Never settle for less than you are worth
I was contacted by a former colleague searching for a candidate to fill an HR Administrator position immediately. We had both been laid off from the employer who is now in need of filling said position. While my colleague returned to “Company ABC”, I had no desire to.
When she asked if I knew anyone who was looking for a job and had HR experience, I jokingly replied that I was. For a few giggles, I told her that if I were to consider the position, I’d want:
- $50k per year
- 2 weeks paid vacation
- paid sick leave
- my parking paid for when I needed it
Knowing my former employer would never agree to such terms, imagine my surprise when my colleague contacted me the next morning with a counteroffer of $40k to start and after 6 months a raise to $43k. I’d get it all in writing and it would be a guarantee of one full year of employment. We would discuss more at the end of the first year. Would I be willing to sit down and talk with him still?
My husband and I talked about it at length over dinner and decided there was no harm in at least sitting down to discuss everything the position would entail and hear what the man had to say.
The Interview Red-flags
I met with my former boss the next afternoon. He started by immediately stating I was asking for “too much money”, he couldn’t afford to pay that. That didn’t sit well with me since he had already revealed the budget for the position.
He made it even less appealing by saying he’d pay $37k, I had to start the next day (it couldn’t wait until Monday), I couldn’t take time off during the year and I couldn’t re-negotiate my salary at the end of the year by showing him what the average salary is for people in my position with my expertise. If those are not red flags, I do not know what is!

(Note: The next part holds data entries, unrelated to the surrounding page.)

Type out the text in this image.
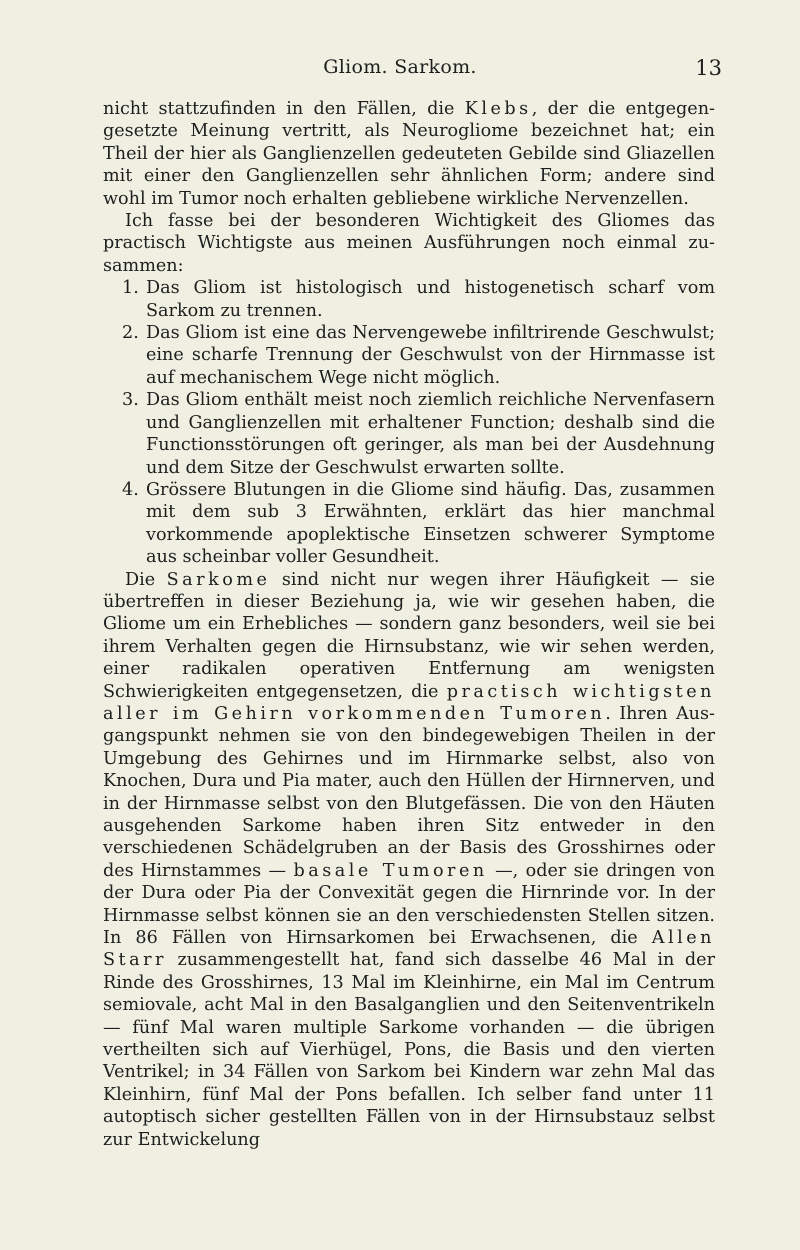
Gliom. Sarkom.	13

nicht stattzufinden in den Fällen, die Klebs, der die entgegengesetzte Meinung vertritt, als Neurogliome bezeichnet hat; ein Theil der hier als Ganglienzellen gedeuteten Gebilde sind Gliazellen mit einer den Ganglienzellen sehr ähnlichen Form; andere sind wohl im Tumor noch erhalten gebliebene wirkliche Nervenzellen.

Ich fasse bei der besonderen Wichtigkeit des Gliomes das practisch Wichtigste aus meinen Ausführungen noch einmal zusammen:

1. Das Gliom ist histologisch und histogenetisch scharf vom Sarkom zu trennen.
2. Das Gliom ist eine das Nervengewebe infiltrirende Geschwulst; eine scharfe Trennung der Geschwulst von der Hirnmasse ist auf mechanischem Wege nicht möglich.
3. Das Gliom enthält meist noch ziemlich reichliche Nervenfasern und Ganglienzellen mit erhaltener Function; deshalb sind die Functionsstörungen oft geringer, als man bei der Ausdehnung und dem Sitze der Geschwulst erwarten sollte.
4. Grössere Blutungen in die Gliome sind häufig. Das, zusammen mit dem sub 3 Erwähnten, erklärt das hier manchmal vorkommende apoplektische Einsetzen schwerer Symptome aus scheinbar voller Gesundheit.

Die Sarkome sind nicht nur wegen ihrer Häufigkeit — sie übertreffen in dieser Beziehung ja, wie wir gesehen haben, die Gliome um ein Erhebliches — sondern ganz besonders, weil sie bei ihrem Verhalten gegen die Hirnsubstanz, wie wir sehen werden, einer radikalen operativen Entfernung am wenigsten Schwierigkeiten entgegensetzen, die practisch wichtigsten aller im Gehirn vorkommenden Tumoren. Ihren Ausgangspunkt nehmen sie von den bindegewebigen Theilen in der Umgebung des Gehirnes und im Hirnmarke selbst, also von Knochen, Dura und Pia mater, auch den Hüllen der Hirnnerven, und in der Hirnmasse selbst von den Blutgefässen. Die von den Häuten ausgehenden Sarkome haben ihren Sitz entweder in den verschiedenen Schädelgruben an der Basis des Grosshirnes oder des Hirnstammes — basale Tumoren —, oder sie dringen von der Dura oder Pia der Convexität gegen die Hirnrinde vor. In der Hirnmasse selbst können sie an den verschiedensten Stellen sitzen. In 86 Fällen von Hirnsarkomen bei Erwachsenen, die Allen Starr zusammengestellt hat, fand sich dasselbe 46 Mal in der Rinde des Grosshirnes, 13 Mal im Kleinhirne, ein Mal im Centrum semiovale, acht Mal in den Basalganglien und den Seitenventrikeln — fünf Mal waren multiple Sarkome vorhanden — die übrigen vertheilten sich auf Vierhügel, Pons, die Basis und den vierten Ventrikel; in 34 Fällen von Sarkom bei Kindern war zehn Mal das Kleinhirn, fünf Mal der Pons befallen. Ich selber fand unter 11 autoptisch sicher gestellten Fällen von in der Hirnsubstauz selbst zur Entwickelung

To make matters worse, he told the girl I would be replacing if I were to accept the position, that I was going to be “training for the position” the remaining two days of this week “for free” and I would let them know at the end of the business day on Friday if I wanted to the job or not.
If I decided I wanted the job, I’d be hired on as a temp for the first two weeks, during which the boss would continue to interview people for the position, but at the end of the two weeks, I’d be hired on permanently. He closes this by stating he’s 99% sure I have the job. However, I could not leave during the day to interview for other positions.
Time to high-tail it out of there!
Uh oh! Run! Run as far and as fast as you can! That’s what my gut said and that’s exactly what I did. I am not going to be bound by such obnoxious terms!
It’s completely unethical to take advantage of someone who is out of work by trying to keep them waiting in the wings while trying to find someone you can pay a pittance salary for a position the requires specific skill-sets and expertise; especially since this is a global company whose staff is mainly employed by H1-B Visa’s.
I’m not even sure if some of that is legal, but I do know it’s very unprofessional.
Other red flags were evident, too. Only five people working in the office and more than twenty empty desks, staff quitting faster than a rumor spreading through high school, and the president of the company admitting that the company is financially in trouble. If none of the other warning signs had been present, this final admission would be the biggest indicator that following my gut is the right course of action.
Though things are tight for my husband and I since the contract I was working ended a few weeks ago, I will not settle for less than I know I am worth. I will never allow an employer to take advantage of me again.
I know the right company and the right position is out there; we just need to find each other.